I can't tell you how much your support means to me, especially because Belle actually died due to veterinary malpractice. It seems the vet lied about what actually happened during the procedure they did, and because of the complications from what actually happened, Belle passed. I'll be writing a letter to them, and taking action- no idea what I'll be doing, but the vet needs to know that what she did was not okay. 



To my Belle- I'm so sorry that I wasn't able to save you. I know that you're not in pain anymore, and that you're with Necro again, and I hope you know that I did everything in MY power to help you, and that I'll miss you and love you. I will also seek justice. Your passing was not inevitable and could have been avoided.

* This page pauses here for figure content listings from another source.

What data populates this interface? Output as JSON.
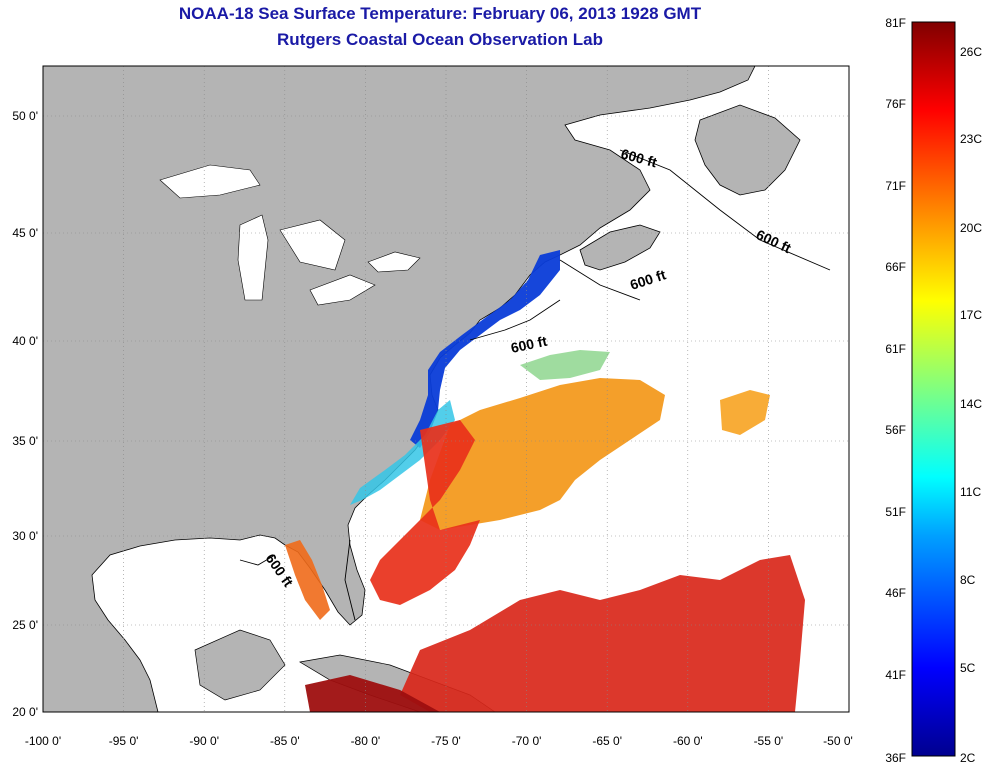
{
  "title": "NOAA-18 Sea Surface Temperature:  February 06, 2013 1928 GMT",
  "subtitle": "Rutgers Coastal Ocean Observation Lab",
  "map": {
    "lon_ticks": [
      "-100 0'",
      "-95 0'",
      "-90 0'",
      "-85 0'",
      "-80 0'",
      "-75 0'",
      "-70 0'",
      "-65 0'",
      "-60 0'",
      "-55 0'",
      "-50 0'"
    ],
    "lat_ticks": [
      "50 0'",
      "45 0'",
      "40 0'",
      "35 0'",
      "30 0'",
      "25 0'",
      "20 0'"
    ],
    "contour_labels": [
      "600 ft",
      "600 ft",
      "600 ft",
      "600 ft",
      "600 ft"
    ],
    "land_color": "#b4b4b4",
    "water_color": "#ffffff"
  },
  "colorbar": {
    "fahrenheit_labels": [
      "81F",
      "76F",
      "71F",
      "66F",
      "61F",
      "56F",
      "51F",
      "46F",
      "41F",
      "36F"
    ],
    "celsius_labels": [
      "26C",
      "23C",
      "20C",
      "17C",
      "14C",
      "11C",
      "8C",
      "5C",
      "2C"
    ],
    "colors": [
      "#00008f",
      "#0000ff",
      "#00a0ff",
      "#00ffff",
      "#80ff80",
      "#ffff00",
      "#ff8000",
      "#ff0000",
      "#800000"
    ]
  }
}
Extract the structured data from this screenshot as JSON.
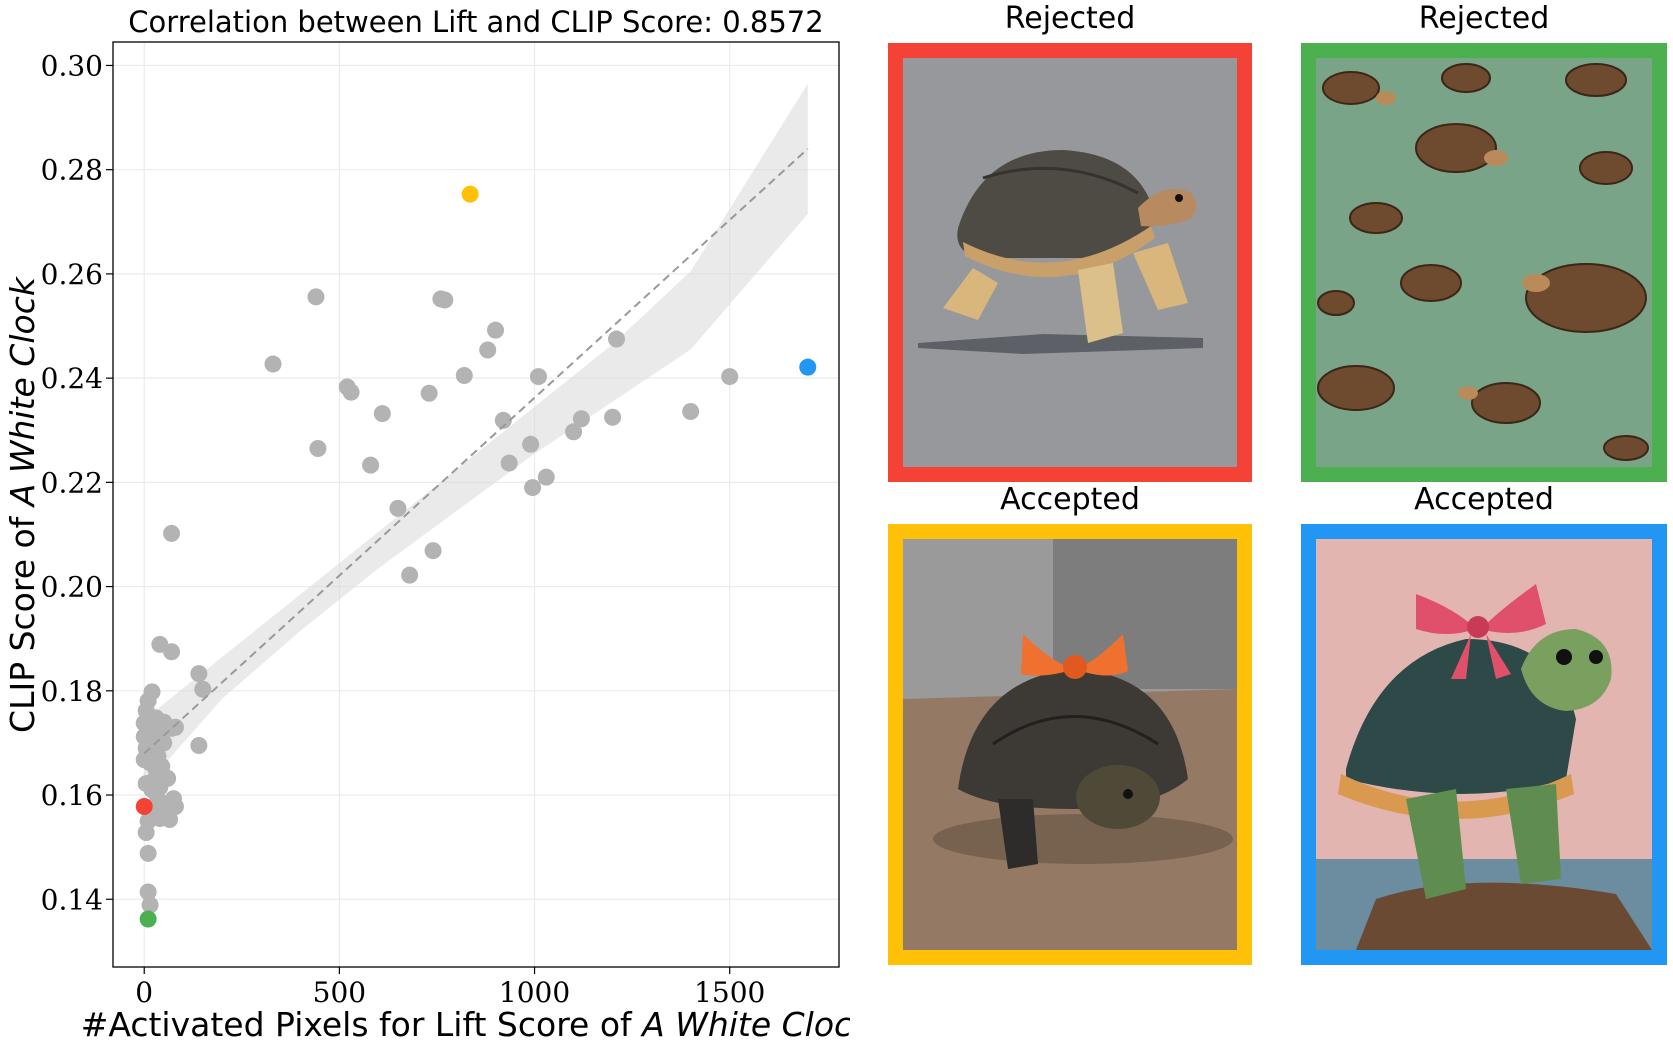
{
  "chart_data": {
    "type": "scatter",
    "title": "Correlation between Lift and CLIP Score: 0.8572",
    "xlabel_prefix": "#Activated Pixels for Lift Score of ",
    "xlabel_italic": "A White Clock",
    "ylabel_prefix": "CLIP Score of ",
    "ylabel_italic": "A White Clock",
    "xlim": [
      -80,
      1780
    ],
    "ylim": [
      0.127,
      0.3045
    ],
    "xticks": [
      0,
      500,
      1000,
      1500
    ],
    "xtick_labels": [
      "0",
      "500",
      "1000",
      "1500"
    ],
    "yticks": [
      0.14,
      0.16,
      0.18,
      0.2,
      0.22,
      0.24,
      0.26,
      0.28,
      0.3
    ],
    "ytick_labels": [
      "0.14",
      "0.16",
      "0.18",
      "0.20",
      "0.22",
      "0.24",
      "0.26",
      "0.28",
      "0.30"
    ],
    "grid": true,
    "fit_line": {
      "x": [
        0,
        1700
      ],
      "y": [
        0.168,
        0.284
      ],
      "style": "dashed"
    },
    "confidence_band": {
      "x": [
        0,
        200,
        400,
        600,
        800,
        1000,
        1200,
        1400,
        1700
      ],
      "upper": [
        0.1745,
        0.1865,
        0.1985,
        0.2105,
        0.2225,
        0.2345,
        0.2465,
        0.2605,
        0.2965
      ],
      "lower": [
        0.1615,
        0.1785,
        0.1915,
        0.2035,
        0.2145,
        0.2255,
        0.2355,
        0.2455,
        0.2715
      ]
    },
    "series": [
      {
        "color": "#b3b3b3",
        "points": [
          [
            330,
            0.2427
          ],
          [
            440,
            0.2556
          ],
          [
            445,
            0.2265
          ],
          [
            520,
            0.2383
          ],
          [
            530,
            0.2373
          ],
          [
            580,
            0.2233
          ],
          [
            610,
            0.2332
          ],
          [
            650,
            0.215
          ],
          [
            680,
            0.2022
          ],
          [
            730,
            0.2371
          ],
          [
            740,
            0.2069
          ],
          [
            760,
            0.2552
          ],
          [
            770,
            0.255
          ],
          [
            820,
            0.2405
          ],
          [
            880,
            0.2454
          ],
          [
            900,
            0.2492
          ],
          [
            920,
            0.2319
          ],
          [
            935,
            0.2237
          ],
          [
            990,
            0.2273
          ],
          [
            995,
            0.219
          ],
          [
            1010,
            0.2403
          ],
          [
            1030,
            0.221
          ],
          [
            1100,
            0.2297
          ],
          [
            1120,
            0.2322
          ],
          [
            1210,
            0.2475
          ],
          [
            1200,
            0.2325
          ],
          [
            1400,
            0.2336
          ],
          [
            1500,
            0.2403
          ],
          [
            70,
            0.2102
          ],
          [
            40,
            0.1889
          ],
          [
            70,
            0.1875
          ],
          [
            140,
            0.1833
          ],
          [
            150,
            0.1803
          ],
          [
            140,
            0.1695
          ],
          [
            80,
            0.173
          ],
          [
            70,
            0.1728
          ],
          [
            20,
            0.1798
          ],
          [
            10,
            0.1781
          ],
          [
            5,
            0.1762
          ],
          [
            30,
            0.1748
          ],
          [
            50,
            0.174
          ],
          [
            0,
            0.1738
          ],
          [
            10,
            0.1735
          ],
          [
            20,
            0.173
          ],
          [
            40,
            0.1725
          ],
          [
            30,
            0.1715
          ],
          [
            0,
            0.1712
          ],
          [
            15,
            0.1705
          ],
          [
            50,
            0.17
          ],
          [
            25,
            0.1695
          ],
          [
            5,
            0.169
          ],
          [
            20,
            0.1682
          ],
          [
            35,
            0.1675
          ],
          [
            0,
            0.1668
          ],
          [
            15,
            0.1662
          ],
          [
            45,
            0.1655
          ],
          [
            30,
            0.165
          ],
          [
            60,
            0.1632
          ],
          [
            25,
            0.1628
          ],
          [
            5,
            0.1622
          ],
          [
            40,
            0.1615
          ],
          [
            20,
            0.161
          ],
          [
            35,
            0.1592
          ],
          [
            75,
            0.1593
          ],
          [
            80,
            0.1578
          ],
          [
            50,
            0.157
          ],
          [
            15,
            0.1568
          ],
          [
            40,
            0.1555
          ],
          [
            65,
            0.1553
          ],
          [
            10,
            0.155
          ],
          [
            5,
            0.1528
          ],
          [
            10,
            0.1488
          ],
          [
            10,
            0.1414
          ],
          [
            15,
            0.1389
          ]
        ]
      },
      {
        "color": "#ffc107",
        "points": [
          [
            835,
            0.2753
          ]
        ]
      },
      {
        "color": "#2196f3",
        "points": [
          [
            1700,
            0.2421
          ]
        ]
      },
      {
        "color": "#f44336",
        "points": [
          [
            0,
            0.1578
          ]
        ]
      },
      {
        "color": "#4caf50",
        "points": [
          [
            10,
            0.1362
          ]
        ]
      }
    ]
  },
  "panels": [
    {
      "title": "Rejected",
      "frame_color": "#f44336"
    },
    {
      "title": "Rejected",
      "frame_color": "#4caf50"
    },
    {
      "title": "Accepted",
      "frame_color": "#ffc107"
    },
    {
      "title": "Accepted",
      "frame_color": "#2196f3"
    }
  ]
}
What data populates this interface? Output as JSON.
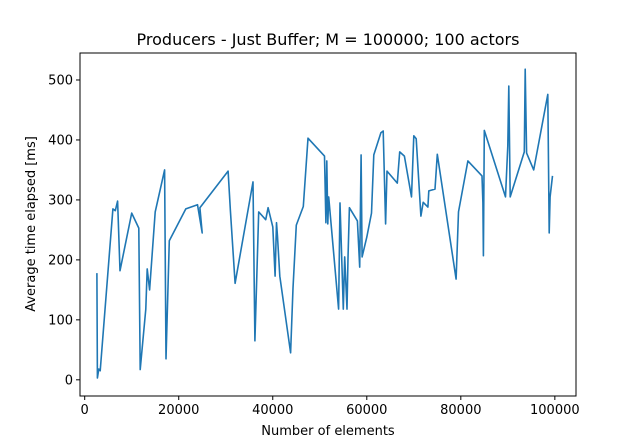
{
  "chart_data": {
    "type": "line",
    "title": "Producers - Just Buffer; M = 100000; 100 actors",
    "xlabel": "Number of elements",
    "ylabel": "Average time elapsed [ms]",
    "xlim": [
      -1000,
      104500
    ],
    "ylim": [
      -27,
      545
    ],
    "xticks": [
      0,
      20000,
      40000,
      60000,
      80000,
      100000
    ],
    "yticks": [
      0,
      100,
      200,
      300,
      400,
      500
    ],
    "grid": false,
    "line_color": "#1f77b4",
    "x": [
      2600,
      2700,
      3000,
      3300,
      6000,
      6500,
      7000,
      7500,
      10000,
      11500,
      11800,
      13000,
      13300,
      13800,
      15000,
      17000,
      17300,
      18000,
      21500,
      24000,
      25000,
      24500,
      30500,
      31000,
      32000,
      35800,
      36200,
      37000,
      38500,
      39000,
      40000,
      40500,
      40800,
      41000,
      41500,
      43800,
      44300,
      45000,
      46500,
      47500,
      51000,
      51300,
      51500,
      51700,
      51900,
      54000,
      54300,
      55000,
      55300,
      55800,
      56000,
      56300,
      58000,
      58500,
      58800,
      59000,
      60000,
      61000,
      61500,
      63000,
      63500,
      64000,
      64300,
      66500,
      67000,
      68000,
      69500,
      70000,
      70500,
      71500,
      72000,
      73000,
      73200,
      74500,
      75000,
      79000,
      79500,
      81500,
      84500,
      84700,
      84800,
      85000,
      89500,
      90000,
      90200,
      90500,
      93500,
      93700,
      94000,
      95500,
      98500,
      98800,
      99000,
      99500
    ],
    "y": [
      178,
      3,
      18,
      15,
      285,
      282,
      298,
      182,
      278,
      253,
      17,
      118,
      185,
      150,
      280,
      350,
      35,
      232,
      285,
      292,
      245,
      287,
      348,
      282,
      161,
      330,
      65,
      280,
      267,
      287,
      255,
      173,
      262,
      239,
      173,
      45,
      153,
      258,
      289,
      403,
      373,
      262,
      365,
      260,
      305,
      118,
      295,
      118,
      205,
      118,
      203,
      287,
      265,
      188,
      375,
      205,
      238,
      278,
      375,
      412,
      415,
      260,
      348,
      328,
      380,
      373,
      305,
      407,
      402,
      273,
      296,
      288,
      315,
      318,
      376,
      168,
      280,
      365,
      340,
      295,
      207,
      416,
      305,
      390,
      490,
      305,
      380,
      518,
      378,
      350,
      476,
      245,
      305,
      340
    ]
  }
}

I'm still at a loss for words. Belle was my heart bunny, and I feel a void, especially as I lost Necro and my father this year as well.


----------



## gmas rabbit (Jul 28, 2011)

My heart goes out to you Chandra. I lost my mom and rabbit Nickolas within 3 months of each other. Hugs and prayer to you.


----------



## Ashleighh (Jul 29, 2011)

R.I.P Gorgeous Belle
and all my love to you Chandra.


----------



## Ashleighh (Jul 29, 2011)

R.I.P Gorgeous Belle
and all my love to you Chandra.


----------